All the animals around me seem to be taking long naps, even my cats. We’ve been living through a heat wave of end of August temperatures for the last three weeks. The birds and squirrels are keeping mostly to the trees. My cats, even the one with a fetish for clean bedding and his own sheet to nest in, are spending most of their time sleeping on hard, cool surfaces.
My insomnia has almost succumbed to this summer sleep. I could go to sleep right now, and I will soon. Earlier, I said that I am dreading the coming week, and not for any personal reason. Reason has left the building here in the U.S. In the grinding heat, people either get angry and hostile, or they close their curtains, turn on their fans, and rest. I’m seeing a resurgence of hostility. All I want to do is keep my plants alive, read, and enjoy the freedom I never had until I was almost forty: the freedom to be a pagan.
This is an important month to pagans. We just passed the summer solstice. It’s a time when I want to be outside as much as possible but have to wait until eight in the evening, the beginning of sunset, to start watering my plants. I’m going to have to do a second planting of several things, most importantly my beloved moonflowers, because the heat has stifled their growth. I’ve been reading lately about the goddess Nemetona, the Goddess of the Sacred Grove, of trees, of sacred spaces. I read that the “blue hours” of dusk and dawn belong to Her. I call the sunset hour the green hour. The sun goes slowly down, and the green of the trees and grass becomes intense. Plants limp from the heat get water from my watering can. I cut dead flowers and decide what must be replanted because the intense heat killed the seedlings. I pick over the basil and mint. The thyme is a lost cause. I weed the planters of corn growing from birdseed. I build up mounds of potting soil around my grandmother’s failing irises. Their bulbs are half-visible in the dry, eroded flowerbeds. I mark branches in the wildly overgrown hedges for pruning at the wrong time of year because I’m tired of ducking under them, and I know that the hedges will be there after I’m in the cemetery next to my grandmother.
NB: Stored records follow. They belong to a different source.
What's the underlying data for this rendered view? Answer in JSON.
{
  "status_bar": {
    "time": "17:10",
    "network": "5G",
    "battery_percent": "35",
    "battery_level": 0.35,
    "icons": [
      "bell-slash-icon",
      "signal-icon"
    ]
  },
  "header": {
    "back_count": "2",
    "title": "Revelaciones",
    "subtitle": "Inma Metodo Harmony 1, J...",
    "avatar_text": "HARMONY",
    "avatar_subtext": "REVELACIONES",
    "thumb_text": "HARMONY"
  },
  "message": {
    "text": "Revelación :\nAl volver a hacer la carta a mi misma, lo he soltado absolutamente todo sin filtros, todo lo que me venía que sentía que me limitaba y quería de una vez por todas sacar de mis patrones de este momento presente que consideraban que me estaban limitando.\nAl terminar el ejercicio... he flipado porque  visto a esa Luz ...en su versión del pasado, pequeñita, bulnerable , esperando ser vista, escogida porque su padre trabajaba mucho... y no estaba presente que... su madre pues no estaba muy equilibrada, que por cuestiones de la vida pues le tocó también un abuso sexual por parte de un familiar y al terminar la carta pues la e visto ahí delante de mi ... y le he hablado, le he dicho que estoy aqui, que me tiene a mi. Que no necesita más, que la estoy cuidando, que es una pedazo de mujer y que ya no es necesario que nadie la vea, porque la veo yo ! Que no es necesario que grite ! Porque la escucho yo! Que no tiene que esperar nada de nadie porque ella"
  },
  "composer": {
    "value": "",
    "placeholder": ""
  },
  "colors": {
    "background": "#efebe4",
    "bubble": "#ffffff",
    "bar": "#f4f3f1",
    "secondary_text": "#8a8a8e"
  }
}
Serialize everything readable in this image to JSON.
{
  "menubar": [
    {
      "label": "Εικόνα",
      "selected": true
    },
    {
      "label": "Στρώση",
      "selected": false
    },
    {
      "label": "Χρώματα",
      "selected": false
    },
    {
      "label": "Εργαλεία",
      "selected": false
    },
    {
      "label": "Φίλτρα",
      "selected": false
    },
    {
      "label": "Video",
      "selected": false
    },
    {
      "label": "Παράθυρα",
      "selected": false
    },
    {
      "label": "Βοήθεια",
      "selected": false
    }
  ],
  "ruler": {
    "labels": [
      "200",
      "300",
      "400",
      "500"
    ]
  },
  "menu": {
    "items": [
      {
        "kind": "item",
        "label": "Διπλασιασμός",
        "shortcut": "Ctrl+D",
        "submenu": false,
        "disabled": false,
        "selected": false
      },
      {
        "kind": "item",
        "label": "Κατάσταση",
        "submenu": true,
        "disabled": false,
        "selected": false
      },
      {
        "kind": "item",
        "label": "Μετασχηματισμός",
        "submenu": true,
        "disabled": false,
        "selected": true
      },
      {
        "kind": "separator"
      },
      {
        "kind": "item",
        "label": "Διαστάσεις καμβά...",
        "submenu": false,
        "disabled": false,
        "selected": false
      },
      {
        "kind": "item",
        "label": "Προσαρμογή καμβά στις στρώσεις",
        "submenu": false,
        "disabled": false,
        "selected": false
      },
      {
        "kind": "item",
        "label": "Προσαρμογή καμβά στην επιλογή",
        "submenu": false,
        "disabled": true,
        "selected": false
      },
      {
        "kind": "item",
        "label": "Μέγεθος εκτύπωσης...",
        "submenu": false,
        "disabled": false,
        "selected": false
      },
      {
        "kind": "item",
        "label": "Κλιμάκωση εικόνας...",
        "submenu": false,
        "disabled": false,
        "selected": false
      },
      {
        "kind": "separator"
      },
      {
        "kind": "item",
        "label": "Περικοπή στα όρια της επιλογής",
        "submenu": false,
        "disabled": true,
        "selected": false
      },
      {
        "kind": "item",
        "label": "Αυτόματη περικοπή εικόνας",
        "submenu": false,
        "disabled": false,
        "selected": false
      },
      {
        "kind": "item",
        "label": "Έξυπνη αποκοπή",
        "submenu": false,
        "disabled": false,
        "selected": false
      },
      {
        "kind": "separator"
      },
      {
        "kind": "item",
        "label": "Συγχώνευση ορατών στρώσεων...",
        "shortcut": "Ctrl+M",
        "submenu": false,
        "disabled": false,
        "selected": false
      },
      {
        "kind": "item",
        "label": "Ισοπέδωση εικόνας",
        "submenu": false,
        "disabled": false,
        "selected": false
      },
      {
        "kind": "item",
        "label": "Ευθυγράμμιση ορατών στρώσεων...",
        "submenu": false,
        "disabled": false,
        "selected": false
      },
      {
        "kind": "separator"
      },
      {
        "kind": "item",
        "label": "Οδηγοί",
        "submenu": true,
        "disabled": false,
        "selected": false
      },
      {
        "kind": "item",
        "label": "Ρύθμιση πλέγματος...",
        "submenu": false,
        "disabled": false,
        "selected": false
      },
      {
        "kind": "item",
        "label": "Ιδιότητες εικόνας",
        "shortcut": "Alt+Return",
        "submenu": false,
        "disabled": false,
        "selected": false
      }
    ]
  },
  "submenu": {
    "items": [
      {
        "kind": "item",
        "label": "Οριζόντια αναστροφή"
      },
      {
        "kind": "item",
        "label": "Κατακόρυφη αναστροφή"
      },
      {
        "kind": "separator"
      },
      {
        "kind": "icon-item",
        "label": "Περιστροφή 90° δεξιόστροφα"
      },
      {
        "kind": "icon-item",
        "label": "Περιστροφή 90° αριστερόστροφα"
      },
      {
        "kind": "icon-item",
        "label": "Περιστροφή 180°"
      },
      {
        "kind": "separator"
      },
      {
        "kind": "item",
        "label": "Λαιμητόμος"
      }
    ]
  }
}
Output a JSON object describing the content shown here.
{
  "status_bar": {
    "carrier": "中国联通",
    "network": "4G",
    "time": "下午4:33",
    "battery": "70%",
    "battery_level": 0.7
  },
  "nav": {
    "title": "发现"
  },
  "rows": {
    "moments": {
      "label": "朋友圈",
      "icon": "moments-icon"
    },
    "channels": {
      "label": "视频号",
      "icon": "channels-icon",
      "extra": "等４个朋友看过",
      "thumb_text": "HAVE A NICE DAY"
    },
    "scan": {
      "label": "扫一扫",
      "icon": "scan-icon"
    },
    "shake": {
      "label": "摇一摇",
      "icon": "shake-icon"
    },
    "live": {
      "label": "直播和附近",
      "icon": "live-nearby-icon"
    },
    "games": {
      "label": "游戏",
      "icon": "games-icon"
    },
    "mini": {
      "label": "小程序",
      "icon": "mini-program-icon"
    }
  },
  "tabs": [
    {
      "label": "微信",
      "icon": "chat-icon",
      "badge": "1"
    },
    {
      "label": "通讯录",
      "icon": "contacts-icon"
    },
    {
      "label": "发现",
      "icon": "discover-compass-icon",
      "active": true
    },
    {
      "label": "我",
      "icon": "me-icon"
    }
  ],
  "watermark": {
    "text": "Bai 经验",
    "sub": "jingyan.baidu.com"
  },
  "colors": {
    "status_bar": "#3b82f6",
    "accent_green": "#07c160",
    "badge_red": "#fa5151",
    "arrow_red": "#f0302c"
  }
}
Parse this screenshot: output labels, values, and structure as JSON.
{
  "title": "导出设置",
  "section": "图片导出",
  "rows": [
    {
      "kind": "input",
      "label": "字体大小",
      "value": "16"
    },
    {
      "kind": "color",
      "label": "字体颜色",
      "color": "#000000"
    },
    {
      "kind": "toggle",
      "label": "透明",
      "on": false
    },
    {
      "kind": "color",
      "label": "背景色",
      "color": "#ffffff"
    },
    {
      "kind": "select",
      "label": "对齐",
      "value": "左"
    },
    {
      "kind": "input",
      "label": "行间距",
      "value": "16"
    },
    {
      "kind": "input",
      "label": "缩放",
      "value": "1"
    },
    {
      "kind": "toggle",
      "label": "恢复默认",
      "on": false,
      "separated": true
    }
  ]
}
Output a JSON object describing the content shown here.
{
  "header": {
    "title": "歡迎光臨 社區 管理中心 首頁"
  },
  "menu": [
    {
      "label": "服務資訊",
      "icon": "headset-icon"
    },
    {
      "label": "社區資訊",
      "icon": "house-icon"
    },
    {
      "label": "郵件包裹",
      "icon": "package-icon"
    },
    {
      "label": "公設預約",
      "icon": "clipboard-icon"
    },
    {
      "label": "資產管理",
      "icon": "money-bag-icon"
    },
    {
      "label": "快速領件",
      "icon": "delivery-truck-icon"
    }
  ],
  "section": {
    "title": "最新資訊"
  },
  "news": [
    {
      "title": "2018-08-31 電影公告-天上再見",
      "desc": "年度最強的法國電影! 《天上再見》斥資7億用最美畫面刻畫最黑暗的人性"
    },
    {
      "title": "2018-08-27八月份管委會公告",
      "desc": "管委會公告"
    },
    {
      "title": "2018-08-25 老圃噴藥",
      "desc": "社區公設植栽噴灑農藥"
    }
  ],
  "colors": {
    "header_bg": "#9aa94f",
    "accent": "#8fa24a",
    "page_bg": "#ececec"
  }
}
8:30 is the magic time between sunset and nightfall. Fireflies appear, dozens of them, in my elderly neighbors’ yard across the street. Their yard has several large trees, neat hedges, and long shadows. The fireflies dart in their mating dance for the second half of the green hour of dusk. I watch and think about names like Nemetona and Cordelia. These goddesses of grove and tree and flower are not called upon much today.
At full dark, I go inside. In my house, you may walk by a goddess on the shelf beneath the china figurines and not recognize Her as anything special. You may not notice the seated gray female figure by my desk. You might see prayer beads on my desk and assume, by the crucifix over my mother’s bedroom doorway, that we are Catholic. We are not. I am attempting to write my own prayers to Rhiannon.
My bedroom is a sacred space full of plants that grow in water and darkness, fairies, and a large altar dedicated to earth and to Nemetona. Nature, by nature, isn’t friendly. I’ve attempted to bring it inside, the green hour, for the days when I can’t get outside. There is a wicker basket of prayer beads on the altar. I write down the prayers as they come to me.
Prayer and ritual keep the hostility at bay. I’ve been learning how to co-exist with Rhiannon and The Morrigan for almost three years. Nemetona has always been with me, I know now, as has Cordelia, although I’ve only recently learned their names. When I was a child, I played beneath trees with leaves and wildflowers. I spent recess reading in a grove containing a shrine to Mary at Catholic school. I first felt the presence of a goddess there. I think now that it was Nemetona. I see Her in my mind as entirely green, hair, skin, and gown, and always disappearing behind a tree. Cordelia is the source of my yearly quest to coax something to bloom in our damaged environment. Rhiannon is my strong and cunning Faerie Queen. The Morrigan watches my front door and frequently sends crows and once even three ravens to remind me that battle never ends. Recently Ceridwen came to sit by my desk and dare me to discover her. She and her cauldron sit between me and the television, quiet, asking nothing of me except to tend my writing and hone my knowledge.
I don’t like Daylight Savings Time. The blue hour of sunrise has passed, another week has officially begun. Right now, I think it’s best to follow the example of the birds and squirrels and sleep through the heat of the day.